I'm curious, genuinely, as to why all the "@#$!% Windows!" posts are being so happily upvoted, while the ones that are rationally pointing out the upside to MS's new direction are seemingly being ignored. You would think, with all the bitching that is normally done here concerning closed versus open, overly expensive software versus free or low-cost alternatives, that people might actually stop with the automatic MS-hate and consider their stance anew.
No software is EVER bug-free (own an Android phone? Enjoying all that perfection?); OSes are complex environments, and sometimes you just can not get every feature in place in a reasonable amount of time. At some point, you have to declare that you've reached a close of a phase of development. Despite our glee at the old "nah, that's a feature" joke, I don't think anyone honestly believes a company with as much money at stake as MS has really has a "screw it" attitude. They're a HUGE company, and for anyone who's ever worked in that sort of environment, you know that you actually have to marvel that any product at all EVER ships.
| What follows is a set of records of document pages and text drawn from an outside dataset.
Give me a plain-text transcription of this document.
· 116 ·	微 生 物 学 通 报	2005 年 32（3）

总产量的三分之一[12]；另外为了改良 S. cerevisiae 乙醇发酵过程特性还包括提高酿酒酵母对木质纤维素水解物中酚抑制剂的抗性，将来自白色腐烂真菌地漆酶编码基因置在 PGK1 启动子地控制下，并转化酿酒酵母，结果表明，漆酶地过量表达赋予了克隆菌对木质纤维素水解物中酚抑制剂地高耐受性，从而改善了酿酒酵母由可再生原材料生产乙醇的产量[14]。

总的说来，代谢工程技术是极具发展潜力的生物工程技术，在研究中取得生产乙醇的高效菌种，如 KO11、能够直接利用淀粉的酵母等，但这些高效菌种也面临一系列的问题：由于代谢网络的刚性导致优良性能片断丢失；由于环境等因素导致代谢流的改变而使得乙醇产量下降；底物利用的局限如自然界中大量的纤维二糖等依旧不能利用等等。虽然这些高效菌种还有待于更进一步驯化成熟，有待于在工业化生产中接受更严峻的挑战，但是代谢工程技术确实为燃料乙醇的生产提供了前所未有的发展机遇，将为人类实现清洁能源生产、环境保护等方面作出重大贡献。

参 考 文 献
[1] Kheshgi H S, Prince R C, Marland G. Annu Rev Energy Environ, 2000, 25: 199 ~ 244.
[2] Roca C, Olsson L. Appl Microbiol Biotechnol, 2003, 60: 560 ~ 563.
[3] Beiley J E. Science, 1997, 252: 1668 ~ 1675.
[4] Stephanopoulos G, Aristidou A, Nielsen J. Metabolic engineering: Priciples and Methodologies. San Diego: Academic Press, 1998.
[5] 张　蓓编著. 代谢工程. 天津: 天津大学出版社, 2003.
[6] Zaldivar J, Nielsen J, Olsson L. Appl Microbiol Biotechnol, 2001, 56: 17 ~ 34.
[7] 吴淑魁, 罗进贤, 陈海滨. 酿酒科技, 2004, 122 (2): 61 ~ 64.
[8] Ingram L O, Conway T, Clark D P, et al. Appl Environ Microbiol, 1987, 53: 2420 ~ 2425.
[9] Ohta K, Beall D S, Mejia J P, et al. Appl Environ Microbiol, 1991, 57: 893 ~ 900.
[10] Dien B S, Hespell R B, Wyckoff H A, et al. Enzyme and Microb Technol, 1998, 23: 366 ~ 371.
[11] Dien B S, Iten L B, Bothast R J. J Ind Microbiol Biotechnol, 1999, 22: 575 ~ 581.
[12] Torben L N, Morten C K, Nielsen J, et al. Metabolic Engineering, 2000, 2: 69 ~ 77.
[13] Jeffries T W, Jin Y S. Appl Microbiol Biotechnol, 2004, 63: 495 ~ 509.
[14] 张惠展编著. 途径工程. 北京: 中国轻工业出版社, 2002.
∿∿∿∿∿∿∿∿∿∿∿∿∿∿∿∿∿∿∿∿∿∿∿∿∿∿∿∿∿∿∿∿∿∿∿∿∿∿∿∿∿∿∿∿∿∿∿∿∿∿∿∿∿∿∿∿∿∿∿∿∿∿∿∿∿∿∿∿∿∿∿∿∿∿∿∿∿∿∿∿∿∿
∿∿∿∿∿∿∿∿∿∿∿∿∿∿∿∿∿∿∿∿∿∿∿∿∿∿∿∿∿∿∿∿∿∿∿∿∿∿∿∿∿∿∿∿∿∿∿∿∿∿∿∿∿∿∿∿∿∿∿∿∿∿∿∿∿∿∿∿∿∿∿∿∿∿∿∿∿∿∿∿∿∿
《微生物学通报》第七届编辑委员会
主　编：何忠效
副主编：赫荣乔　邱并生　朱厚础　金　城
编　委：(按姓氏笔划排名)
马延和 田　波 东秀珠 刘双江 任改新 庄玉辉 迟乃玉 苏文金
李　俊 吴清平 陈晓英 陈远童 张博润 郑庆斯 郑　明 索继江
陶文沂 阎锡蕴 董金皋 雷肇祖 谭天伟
In part, it is because no OS is ever perfect (you Mac users take a look back, and you'll remember how bad the OS really was years ago, and admit that it too has its own unique problems even today despite being dramatically improved) that MS has moved to this model - fixes to issues can hopefully happen more quickly, new features added sooner.
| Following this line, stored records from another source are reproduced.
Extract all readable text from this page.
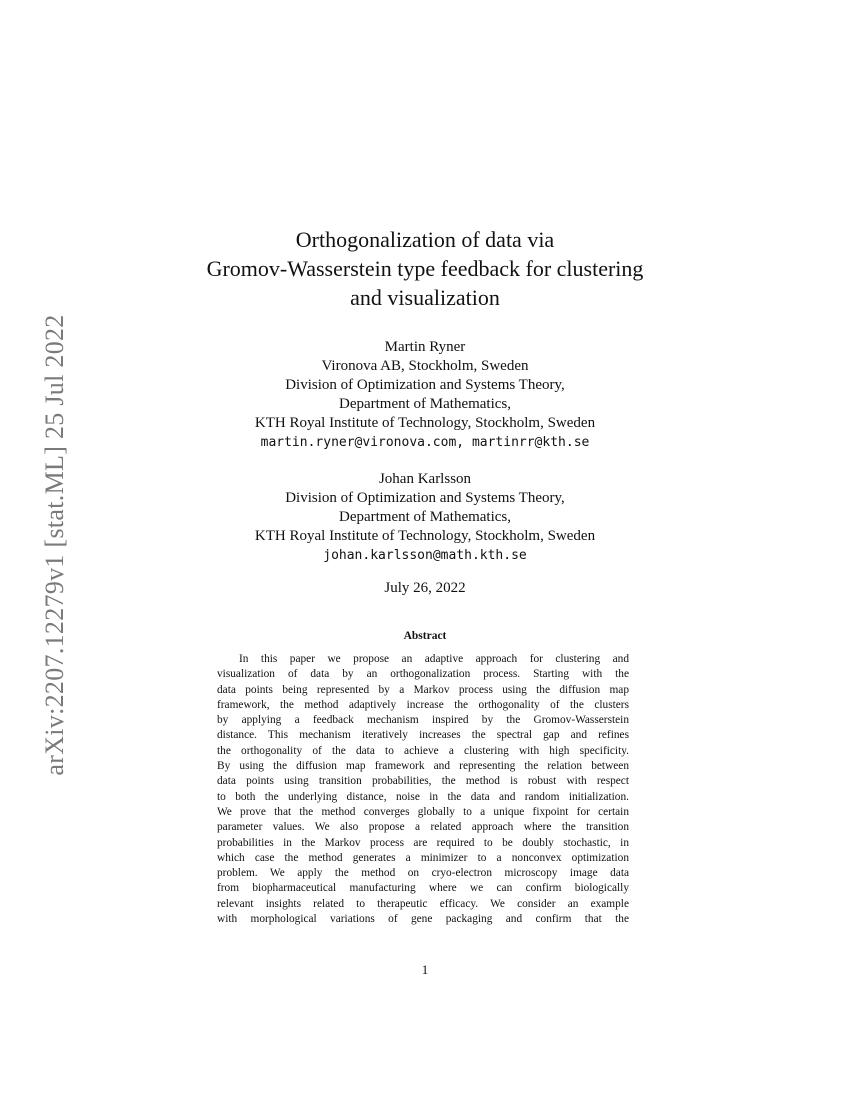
arXiv:2207.12279v1 [stat.ML] 25 Jul 2022
Orthogonalization of data via
Gromov-Wasserstein type feedback for clustering
and visualization
Martin Ryner
Vironova AB, Stockholm, Sweden
Division of Optimization and Systems Theory,
Department of Mathematics,
KTH Royal Institute of Technology, Stockholm, Sweden
martin.ryner@vironova.com, martinrr@kth.se
Johan Karlsson
Division of Optimization and Systems Theory,
Department of Mathematics,
KTH Royal Institute of Technology, Stockholm, Sweden
johan.karlsson@math.kth.se
July 26, 2022
Abstract
In this paper we propose an adaptive approach for clustering and
visualization of data by an orthogonalization process. Starting with the
data points being represented by a Markov process using the diffusion map
framework, the method adaptively increase the orthogonality of the clusters
by applying a feedback mechanism inspired by the Gromov-Wasserstein
distance. This mechanism iteratively increases the spectral gap and refines
the orthogonality of the data to achieve a clustering with high specificity.
By using the diffusion map framework and representing the relation between
data points using transition probabilities, the method is robust with respect
to both the underlying distance, noise in the data and random initialization.
We prove that the method converges globally to a unique fixpoint for certain
parameter values. We also propose a related approach where the transition
probabilities in the Markov process are required to be doubly stochastic, in
which case the method generates a minimizer to a nonconvex optimization
problem. We apply the method on cryo-electron microscopy image data
from biopharmaceutical manufacturing where we can confirm biologically
relevant insights related to therapeutic efficacy. We consider an example
with morphological variations of gene packaging and confirm that the
1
Along with this new model of publishing Windows comes something else (relatively) new for MS - a new monetization method. For all the grousing about how old and lame the Redmond folks are, now that they are embracing the "freemium" model used by many mobile apps (ads for the free version, or pay to remove them) there's all the complaints for moving to the "new school" way of business. The second - and a little more understandable but I think still defensible in today's environment - complaint is privacy (mainly, the sale of your habits to merchants). First, while not easy for the newbie to do, 10 can be locked down fairly well
(PC Mag has a decent article, and it's not the only one); second, if you use Facebook, Twitter, or other social platform, or any search engine, you began giving up privacy the moment your fingers touched a keyboard. If your activities are highly illegal (not just minor film/music torrenting) and you haven't been caught, you're already not worried about this issue; for the average person, yes we don't like the idea of targeted ads and trending our preferences, but to say that there's a person sitting around looking at that data and saying, "Aha! Bob Smith, I *knew* you were into midget clown rodeos!" - well, that's just silly. The only privacy I really, honestly care about is banking, taxes, and when I watch porn - my wife is cool with that last part, but I don't want my kids to type something in only to have YouPorn instead of YouTube pop up. Local browsing, then, is still hidden from other "common" users on my machine, and if I choose to do things like bank on line, I simply have to hope and trust that the certs on the HTTPS connection the bank provides haven't been compromised. That's going to be true for any platform I use to do these things.
I applaud MS for attempting to move in a new direction - it shows, finally, a willingness to change, even if there are missteps along the way. They will have issues with Windows, just as all other OSes do. They will piss people off from time to time. But to complain because they don't do something, then complain because they do? That's not proper criticism, it's just bias.